Al Humrah (Burung Merah)


Dari Ibnu Mas’ud radhiallahu ‘anhu beliau berkata: “Kami bersama Rasulullah shallallahu ‘alaihi wa sallam dalam suatu perjalanan dan beliau beranjak pergi untuk suatu keperluan. Kemudian kami melihat burung merah dengan dua anaknya dan kami ambil kedua anaknya tersebut, maka burung itupun datang kebingungan. Kemudian Nabi datang lantas mengatakan :

Siapa orang yang telah membuat sedih burung ini karena kehilangan anaknya? Kembalikan anak itu kepadanya.

Beliau juga melihat sekumpulan semut sekaligus sarangnya yang telah kami bakar, maka beliau bersabda: “Siapa yang membakarnya?” kami mengatakan : “Kami”. Beliau Nabi Muhammad shallallahu 'alaihi wa sallam bersabda :

Sesungguhnya yang pantas untuk mengadzab dengan api hanyalah pemilik api.” (HR. Abu Dawud dengan sanad yang shahih, al-Misykah No. 2542).

Penjelasan Hadits
Hadits yang diriwayatkan oleh Abu Dawud bahwa Nabi Muhammad shallallahu ‘alaihi wa sallam pergi untuk suatu kebutuhan, kemudian para Sahabat mendapatkan humrah (salah satu jenis burung) dengan kedua anaknya. Para Sahabat mengambil kedua anak tersebut, maka induk burungitupun kebingungan mencari-cari di sekitar mereka sebagaimana kebiasaan burung yang diambil anaknya akan kebingungan, mencari-cari dan bersuara karena kehilangan anknya. Karena Allah subhanahu wa ta’ala telah menjadikan rasa kasih sayang terhadap anak di hati binatang sampai-sampai seekor binatang akan mengangkat kaki dari anaknya karena khawatir menginjak anaknya. Ini merupakan hikmah Allah subhanahu wa ta’ala. Maka Nabi  Muhammad shallallahu ‘alaihi wa sallam memerintahkan agar melepas kedua anak burung tersebut. Para sahabatpun melepaskannya. Kemudian beliau shallallahu ‘alaihi wa sallam melewati sekumpulan semut yang telah terbakar, maka beliau bersabda: “Siapa yang membakarnya?” Para sahabat menjawab “Kami, wahai Rasulullah!” Para sahabat membakarnya dengan api, maka Nabi shallallahu ‘alaihi wa sallam bersabda:

Sesungguhnya yang pantas untuk mengadzab dengan api hanyalah pemilik api.

Nabi shallallahu ‘alaihi wa sallam melarang perbuatan ini.
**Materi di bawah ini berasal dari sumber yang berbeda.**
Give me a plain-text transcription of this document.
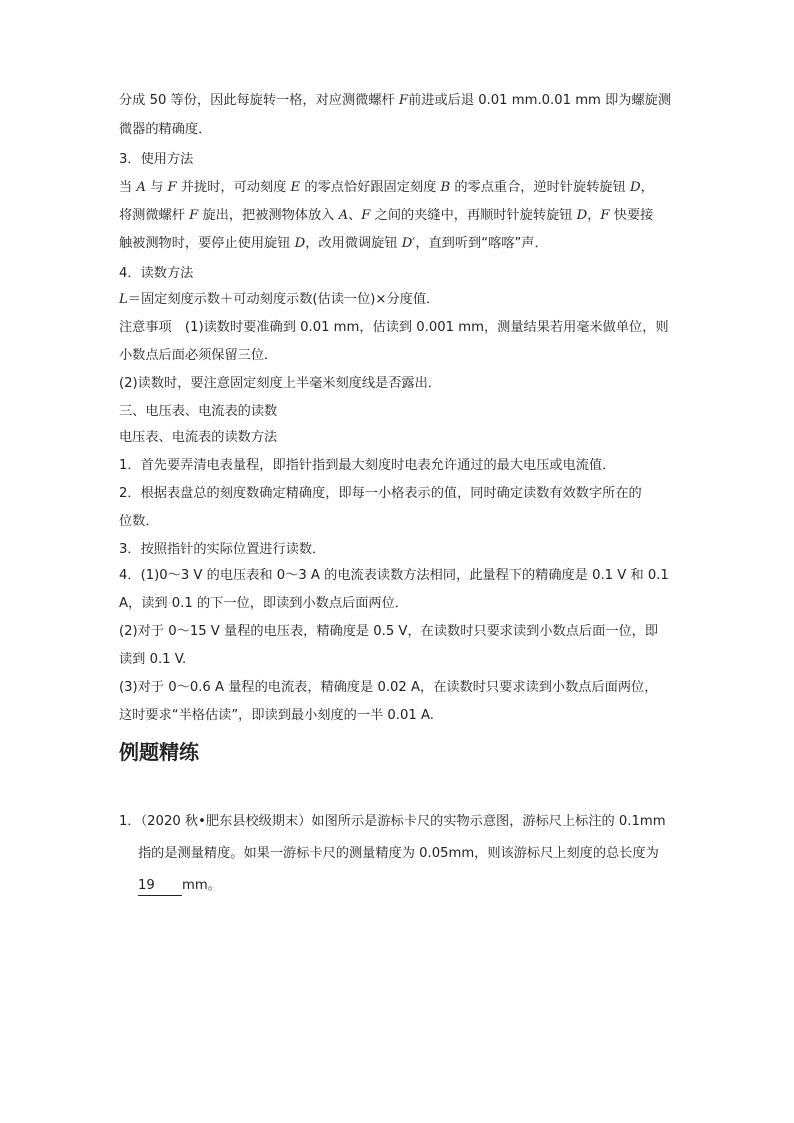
分成 50 等份，因此每旋转一格，对应测微螺杆 F前进或后退 0.01 mm.0.01 mm 即为螺旋测
微器的精确度．
3．使用方法
当 A 与 F 并拢时，可动刻度 E 的零点恰好跟固定刻度 B 的零点重合，逆时针旋转旋钮 D，
将测微螺杆 F 旋出，把被测物体放入 A、F 之间的夹缝中，再顺时针旋转旋钮 D，F 快要接
触被测物时，要停止使用旋钮 D，改用微调旋钮 D′，直到听到“喀喀”声．
4．读数方法
L＝固定刻度示数＋可动刻度示数(估读一位)×分度值．
注意事项　(1)读数时要准确到 0.01 mm，估读到 0.001 mm，测量结果若用毫米做单位，则
小数点后面必须保留三位．
(2)读数时，要注意固定刻度上半毫米刻度线是否露出．
三、电压表、电流表的读数
电压表、电流表的读数方法
1．首先要弄清电表量程，即指针指到最大刻度时电表允许通过的最大电压或电流值．
2．根据表盘总的刻度数确定精确度，即每一小格表示的值，同时确定读数有效数字所在的
位数．
3．按照指针的实际位置进行读数．
4．(1)0～3 V 的电压表和 0～3 A 的电流表读数方法相同，此量程下的精确度是 0.1 V 和 0.1
A，读到 0.1 的下一位，即读到小数点后面两位．
(2)对于 0～15 V 量程的电压表，精确度是 0.5 V，在读数时只要求读到小数点后面一位，即
读到 0.1 V.
(3)对于 0～0.6 A 量程的电流表，精确度是 0.02 A，在读数时只要求读到小数点后面两位，
这时要求“半格估读”，即读到最小刻度的一半 0.01 A.
例题精练
1．（2020 秋•肥东县校级期末）如图所示是游标卡尺的实物示意图，游标尺上标注的 0.1mm
指的是测量精度。如果一游标卡尺的测量精度为 0.05mm，则该游标尺上刻度的总长度为
19 mm。
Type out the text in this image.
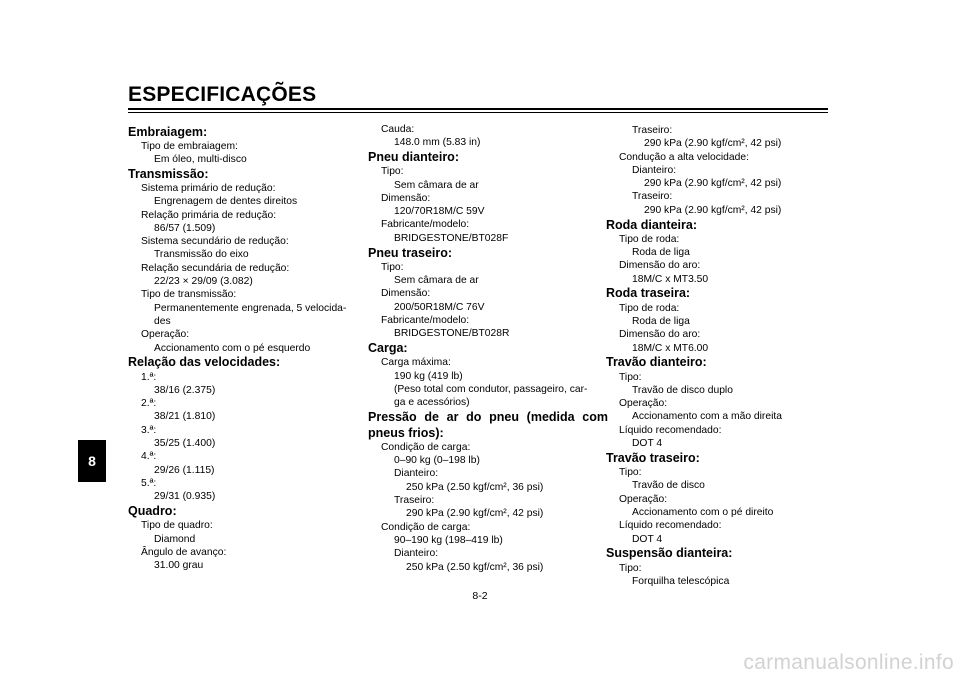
ESPECIFICAÇÕES
8
Embraiagem:
Tipo de embraiagem:
Em óleo, multi-disco
Transmissão:
Sistema primário de redução:
Engrenagem de dentes direitos
Relação primária de redução:
86/57 (1.509)
Sistema secundário de redução:
Transmissão do eixo
Relação secundária de redução:
22/23 × 29/09 (3.082)
Tipo de transmissão:
Permanentemente engrenada, 5 velocida-
des
Operação:
Accionamento com o pé esquerdo
Relação das velocidades:
1.ª:
38/16 (2.375)
2.ª:
38/21 (1.810)
3.ª:
35/25 (1.400)
4.ª:
29/26 (1.115)
5.ª:
29/31 (0.935)
Quadro:
Tipo de quadro:
Diamond
Ângulo de avanço:
31.00 grau
Cauda:
148.0 mm (5.83 in)
Pneu dianteiro:
Tipo:
Sem câmara de ar
Dimensão:
120/70R18M/C 59V
Fabricante/modelo:
BRIDGESTONE/BT028F
Pneu traseiro:
Tipo:
Sem câmara de ar
Dimensão:
200/50R18M/C 76V
Fabricante/modelo:
BRIDGESTONE/BT028R
Carga:
Carga máxima:
190 kg (419 lb)
(Peso total com condutor, passageiro, car-
ga e acessórios)
Pressão de ar do pneu (medida com
pneus frios):
Condição de carga:
0–90 kg (0–198 lb)
Dianteiro:
250 kPa (2.50 kgf/cm², 36 psi)
Traseiro:
290 kPa (2.90 kgf/cm², 42 psi)
Condição de carga:
90–190 kg (198–419 lb)
Dianteiro:
250 kPa (2.50 kgf/cm², 36 psi)
Traseiro:
290 kPa (2.90 kgf/cm², 42 psi)
Condução a alta velocidade:
Dianteiro:
290 kPa (2.90 kgf/cm², 42 psi)
Traseiro:
290 kPa (2.90 kgf/cm², 42 psi)
Roda dianteira:
Tipo de roda:
Roda de liga
Dimensão do aro:
18M/C x MT3.50
Roda traseira:
Tipo de roda:
Roda de liga
Dimensão do aro:
18M/C x MT6.00
Travão dianteiro:
Tipo:
Travão de disco duplo
Operação:
Accionamento com a mão direita
Líquido recomendado:
DOT 4
Travão traseiro:
Tipo:
Travão de disco
Operação:
Accionamento com o pé direito
Líquido recomendado:
DOT 4
Suspensão dianteira:
Tipo:
Forquilha telescópica
8-2
carmanualsonline.info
Atas dasar itulah, jika ada semut di tempatmu, jangan kamu bakar dengan api. Tetapi letakkan sesuatu yang bisa mengusirnya, seperti minyak tanah. Jika kamu tuangkan kedalam lubangnya, maka dengan izin Allah semut itu akan pergi dan tidak akan kembali lagi.
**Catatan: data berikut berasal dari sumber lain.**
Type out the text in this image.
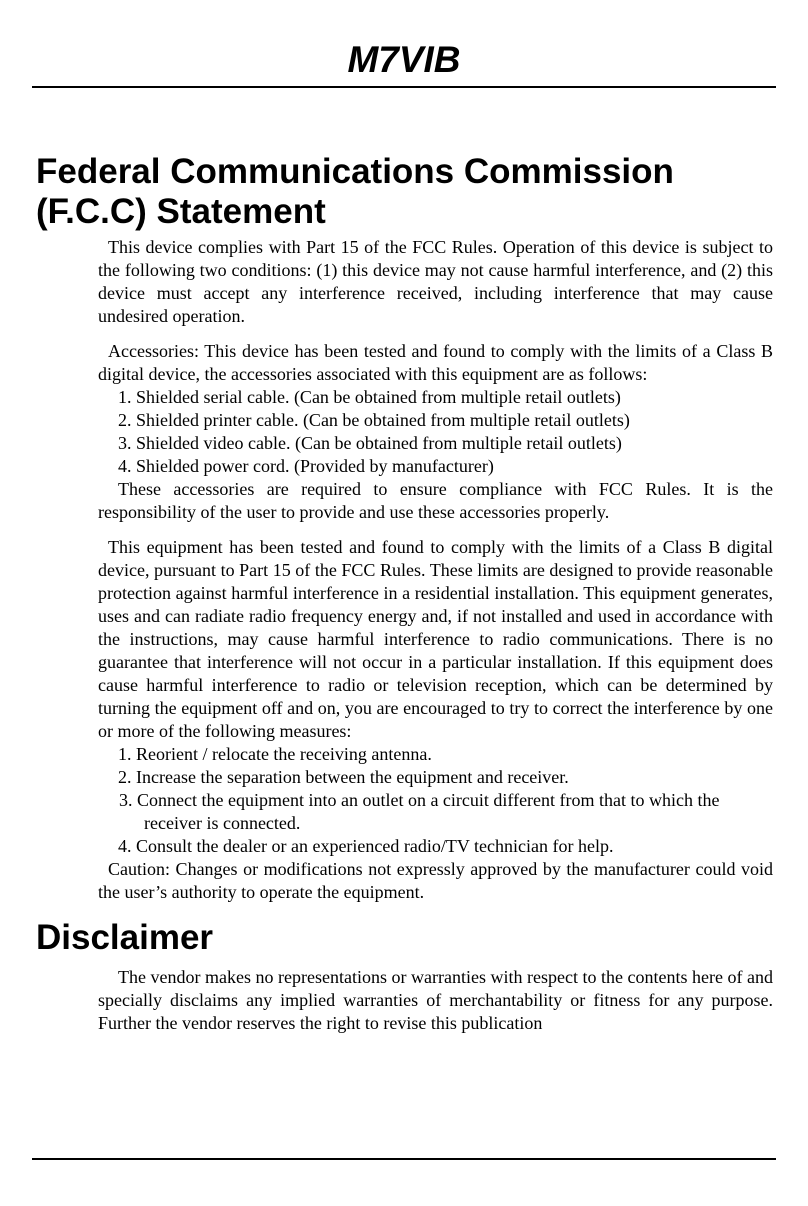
M7VIB
Federal Communications Commission
(F.C.C) Statement

This device complies with Part 15 of the FCC Rules. Operation of this device is subject to the following two conditions: (1) this device may not cause harmful interference, and (2) this device must accept any interference received, including interference that may cause undesired operation.

Accessories: This device has been tested and found to comply with the limits of a Class B digital device, the accessories associated with this equipment are as follows:

1. Shielded serial cable. (Can be obtained from multiple retail outlets)
2. Shielded printer cable. (Can be obtained from multiple retail outlets)
3. Shielded video cable. (Can be obtained from multiple retail outlets)
4. Shielded power cord. (Provided by manufacturer)

These accessories are required to ensure compliance with FCC Rules. It is the responsibility of the user to provide and use these accessories properly.

This equipment has been tested and found to comply with the limits of a Class B digital device, pursuant to Part 15 of the FCC Rules. These limits are designed to provide reasonable protection against harmful interference in a residential installation. This equipment generates, uses and can radiate radio frequency energy and, if not installed and used in accordance with the instructions, may cause harmful interference to radio communications. There is no guarantee that interference will not occur in a particular installation. If this equipment does cause harmful interference to radio or television reception, which can be determined by turning the equipment off and on, you are encouraged to try to correct the interference by one or more of the following measures:

1. Reorient / relocate the receiving antenna.
2. Increase the separation between the equipment and receiver.
3. Connect the equipment into an outlet on a circuit different from that to which the receiver is connected.
4. Consult the dealer or an experienced radio/TV technician for help.

Caution: Changes or modifications not expressly approved by the manufacturer could void the user’s authority to operate the equipment.

Disclaimer

The vendor makes no representations or warranties with respect to the contents here of and specially disclaims any implied warranties of merchantability or fitness for any purpose. Further the vendor reserves the right to revise this publication
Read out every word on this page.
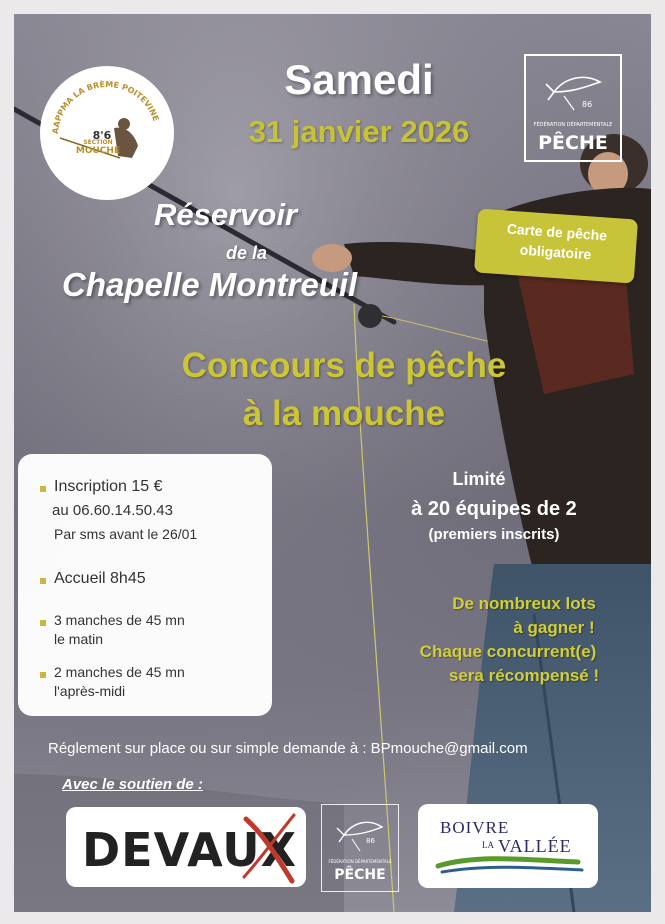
AAPPMA LA BRÈME POITEVINE
8'6
SECTION
MOUCHE
86
FÉDÉRATION DÉPARTEMENTALE
PÊCHE
Samedi
31 janvier 2026
Réservoir
de la
Chapelle Montreuil
Carte de pêche
obligatoire
Concours de pêche
à la mouche
Inscription 15 €
au 06.60.14.50.43
Par sms avant le 26/01
Accueil 8h45
3 manches de 45 mn
le matin
2 manches de 45 mn
l'après-midi
Limité
à 20 équipes de 2
(premiers inscrits)
De nombreux lots
à gagner !
Chaque concurrent(e)
sera récompensé !
Réglement sur place ou sur simple demande à : BPmouche@gmail.com
Avec le soutien de :
DEVAUX	86
FÉDÉRATION DÉPARTEMENTALE
PÊCHE
BOIVRE
LA VALLÉE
Kalau tidak mungkin menghilangkan gangguannya kecuali dengan pembasmi yang akan membunuhnya –yang saya maksut membunuh semut tersebut- sebagai jalan yang terahir, maka tidaklah mengapa, karena ini dalam rangka mencegah gangguannya.

Adapun jika keadaannya tidak demikian, maka semut termasuk hewan yang dilarang Nabi shallallahu ‘alaihi wa sallam untuk di bunuh.

Namun jika semut itu mengganggumu dan gangguan itu tidak bisa dicegah kecuali dengan cara di bunuh, maka tidak mengapa semut itu di bunuh.

Sumber : Shalahudin Mahmud As Sa’id, Lautan Hikmah Dari Kisah-Kisah Nyata dan Berharga, Hikmah dan Faidah dari Kisah-Kisah Nyata yang di Uraikan oleh Syaikh al-Utsaimin, Edisi Terjemah oleh Abu Hudzaifah Yahya, Buana Ilmu Islami, 2010.